There are 4 library functions provided by C defined under <stdlib.h> header file to facilitate dynamic memory
allocation in C programming. They are:
malloc(), calloc(), free(), realloc()
3. Dynamic Memory Allocation
malloc() method:
“malloc” or “memory allocation” method in C is used to dynamically allocate a single large block of memory with the
specified size. It returns a pointer of type void which can be cast into a pointer of any form. If space is insufficient,
allocation fails and returns a NULL pointer. It initializes each block with default garbage value.
Syntax: ptr = (cast-type*) malloc(byte-size)
For Example: ptr = (int*) malloc(100 * sizeof(int));
Let the size of int is 4 bytes. And, the pointer ptr holds the address of the first byte in the allocated memory.
4. Dynamic Memory Allocation
calloc() method:
“calloc” or “contiguous allocation” method in C is used to dynamically allocate the specified number of blocks of
memory of the specified type. It initializes each block with a default value ‘0’.
Syntax: ptr = (cast-type*)calloc(n, element-size);
For Example: ptr = (float*) calloc(25, sizeof(float));
Let the size of int is 4 bytes.
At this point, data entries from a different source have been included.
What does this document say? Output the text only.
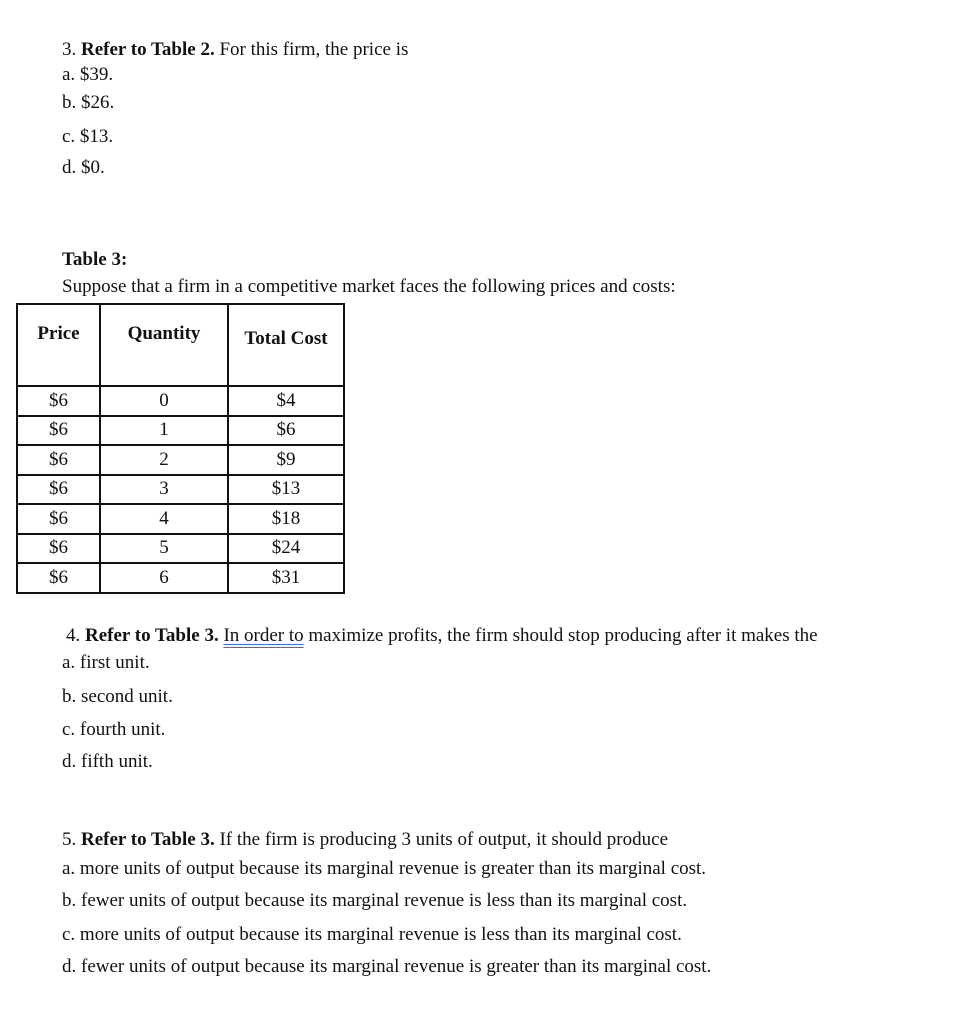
3. Refer to Table 2. For this firm, the price is
a. $39.
b. $26.
c. $13.
d. $0.
Table 3:
Suppose that a firm in a competitive market faces the following prices and costs:
Price	Quantity	Total Cost
$6	0	$4
$6	1	$6
$6	2	$9
$6	3	$13
$6	4	$18
$6	5	$24
$6	6	$31
4. Refer to Table 3. In order to maximize profits, the firm should stop producing after it makes the
a. first unit.
b. second unit.
c. fourth unit.
d. fifth unit.
5. Refer to Table 3. If the firm is producing 3 units of output, it should produce
a. more units of output because its marginal revenue is greater than its marginal cost.
b. fewer units of output because its marginal revenue is less than its marginal cost.
c. more units of output because its marginal revenue is less than its marginal cost.
d. fewer units of output because its marginal revenue is greater than its marginal cost.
And, the pointer ptr holds the address of the first byte in the allocated memory.
5. Dynamic Memory Allocation
re-alloc() method:
It is used to dynamically change the memory allocation of a previously allocated memory. re-allocation of memory
maintains the already present value and new blocks will be initialized with default garbage value..
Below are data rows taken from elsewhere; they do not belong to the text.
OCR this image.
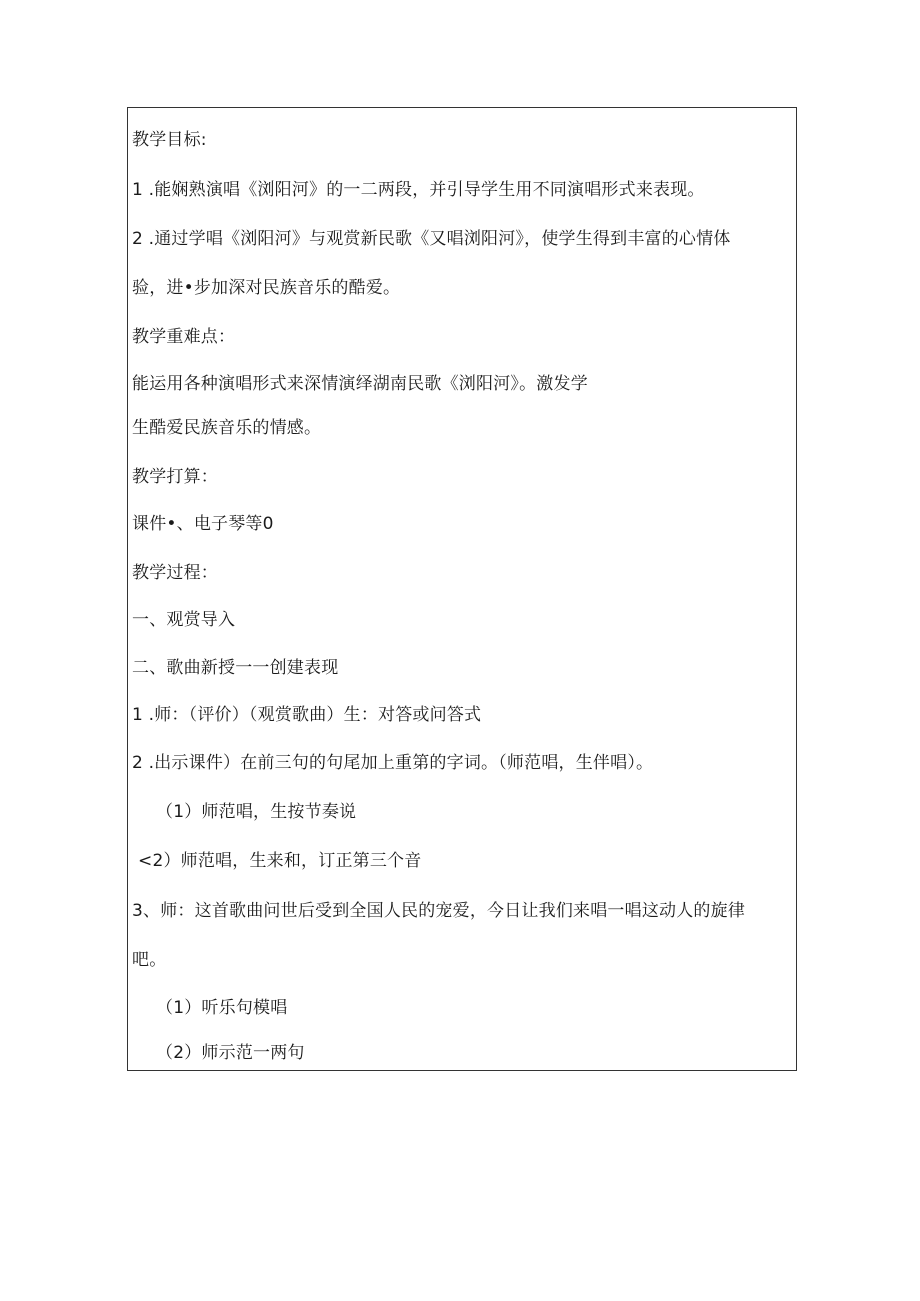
教学目标:
1 .能娴熟演唱《浏阳河》的一二两段，并引导学生用不同演唱形式来表现。
2 .通过学唱《浏阳河》与观赏新民歌《又唱浏阳河》，使学生得到丰富的心情体
验，进•步加深对民族音乐的酷爱。
教学重难点：
能运用各种演唱形式来深情演绎湖南民歌《浏阳河》。激发学
生酷爱民族音乐的情感。
教学打算：
课件•、电子琴等0
教学过程：
一、观赏导入
二、歌曲新授一一创建表现
1 .师：（评价）（观赏歌曲）生：对答或问答式
2 .出示课件）在前三句的句尾加上重第的字词。（师范唱，生伴唱）。
（1）师范唱，生按节奏说
<2）师范唱，生来和，订正第三个音
3、师：这首歌曲问世后受到全国人民的宠爱，今日让我们来唱一唱这动人的旋律
吧。
（1）听乐句模唱
（2）师示范一两句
Syntax: ptr = realloc(ptr, newSize);
6. Dynamic Memory Allocation
free() method:
“free” method in C is used to dynamically de-allocate the memory. The memory allocated using functions malloc() and
calloc() is not de-allocated on their own. Hence the free() method is used, whenever the dynamic memory allocation
takes place. It helps to reduce wastage of memory by freeing it.
Syntax: free(ptr);
7. Linked List
Linked List can be defined as collection of nodes that are randomly stored in the memory.
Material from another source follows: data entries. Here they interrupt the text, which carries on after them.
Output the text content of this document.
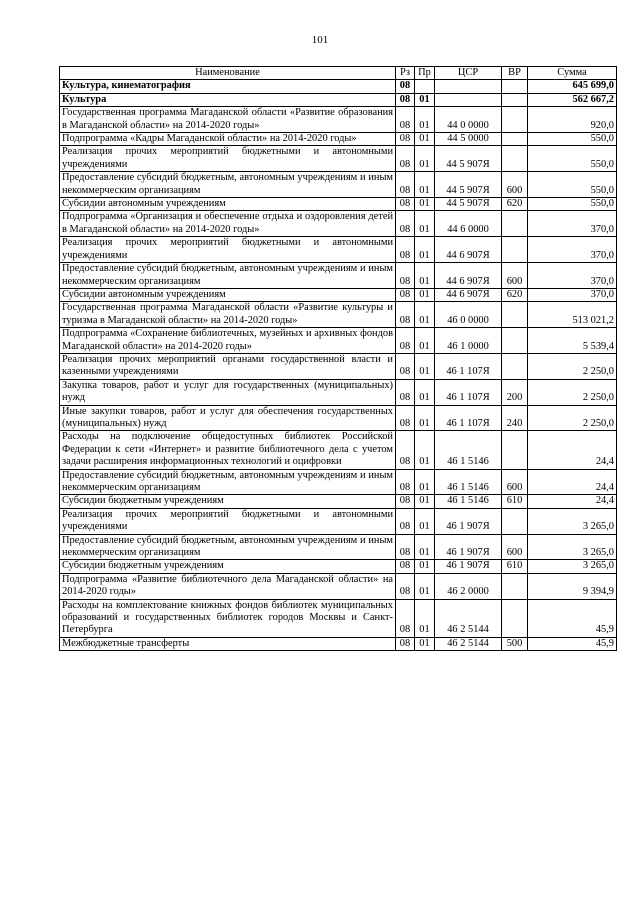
101
Наименование	Рз	Пр	ЦСР	ВР	Сумма
Культура, кинематография	08				645 699,0
Культура	08	01			562 667,2
Государственная программа Магаданской области «Развитие образования в Магаданской области» на 2014-2020 годы»	08	01	44 0 0000		920,0
Подпрограмма «Кадры Магаданской области» на 2014-2020 годы»	08	01	44 5 0000		550,0
Реализация прочих мероприятий бюджетными и автономными учреждениями	08	01	44 5 907Я		550,0
Предоставление субсидий бюджетным, автономным учреждениям и иным некоммерческим организациям	08	01	44 5 907Я	600	550,0
Субсидии автономным учреждениям	08	01	44 5 907Я	620	550,0
Подпрограмма «Организация и обеспечение отдыха и оздоровления детей в Магаданской области» на 2014-2020 годы»	08	01	44 6 0000		370,0
Реализация прочих мероприятий бюджетными и автономными учреждениями	08	01	44 6 907Я		370,0
Предоставление субсидий бюджетным, автономным учреждениям и иным некоммерческим организациям	08	01	44 6 907Я	600	370,0
Субсидии автономным учреждениям	08	01	44 6 907Я	620	370,0
Государственная программа Магаданской области «Развитие культуры и туризма в Магаданской области» на 2014-2020 годы»	08	01	46 0 0000		513 021,2
Подпрограмма «Сохранение библиотечных, музейных и архивных фондов Магаданской области» на 2014-2020 годы»	08	01	46 1 0000		5 539,4
Реализация прочих мероприятий органами государственной власти и казенными учреждениями	08	01	46 1 107Я		2 250,0
Закупка товаров, работ и услуг для государственных (муниципальных) нужд	08	01	46 1 107Я	200	2 250,0
Иные закупки товаров, работ и услуг для обеспечения государственных (муниципальных) нужд	08	01	46 1 107Я	240	2 250,0
Расходы на подключение общедоступных библиотек Российской Федерации к сети «Интернет» и развитие библиотечного дела с учетом задачи расширения информационных технологий и оцифровки	08	01	46 1 5146		24,4
Предоставление субсидий бюджетным, автономным учреждениям и иным некоммерческим организациям	08	01	46 1 5146	600	24,4
Субсидии бюджетным учреждениям	08	01	46 1 5146	610	24,4
Реализация прочих мероприятий бюджетными и автономными учреждениями	08	01	46 1 907Я		3 265,0
Предоставление субсидий бюджетным, автономным учреждениям и иным некоммерческим организациям	08	01	46 1 907Я	600	3 265,0
Субсидии бюджетным учреждениям	08	01	46 1 907Я	610	3 265,0
Подпрограмма «Развитие библиотечного дела Магаданской области» на 2014-2020 годы»	08	01	46 2 0000		9 394,9
Расходы на комплектование книжных фондов библиотек муниципальных образований и государственных библиотек городов Москвы и Санкт-Петербурга	08	01	46 2 5144		45,9
Межбюджетные трансферты	08	01	46 2 5144	500	45,9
A node contains two fields i.e.
data stored at that particular address, and
the pointer which contains the address of the next node in the memory.
The last node of the list contains pointer to the null.
Why use linked list over array?
It allocates the memory dynamically. All the nodes of linked list are non-contiguously stored in the memory and linked
together with the help of pointers.
Sizing is no longer a problem since we do not need to define its size at the time of declaration. List grows as per the
program's demand and limited to the available memory space.
Creation of node of linked list:
/ A linked list node
struct Node
{
int data;
struct Node *next;
};
8. Linked List
Insertion in linked list can be done in three ways:
At the front of the linked list
After a given node.
At the end of the linked list.
9. Linked List
• Add a node at the front: (4 steps process)
• Time complexity = O(1).
Node* ins_first(Node* head, int item){
Node *new_node;
new_node=(Node*)malloc(sizeof(Node));
if(new_node==NULL){
printf("unable to allocate memory");
exit(0);
}
else{
new_node->data=item;
new_node->next=NULL;
new_node->next=head;
head=new_node;
}
return head;
}
10. Linked List
• Add a node after a given node: (5 steps process) ) Node *ins_after(Node *head, int item, int key){
Node *new_node,*tmp;
new_node=(Node*)malloc(sizeof(Node));
if(new_node==NULL){
printf("unable to allocate");
exit(0);
}
else{
new_node->data=item;
new_node->next=NULL;
tmp=head;
while(tmp->data!=key){
tmp=tmp->next;
}
new_node->next=tmp->next;
tmp->next=new_node;
}
return head;
}
• Time complexity = O(1).
11. Linked List
• Add a node at the end: (6 steps process)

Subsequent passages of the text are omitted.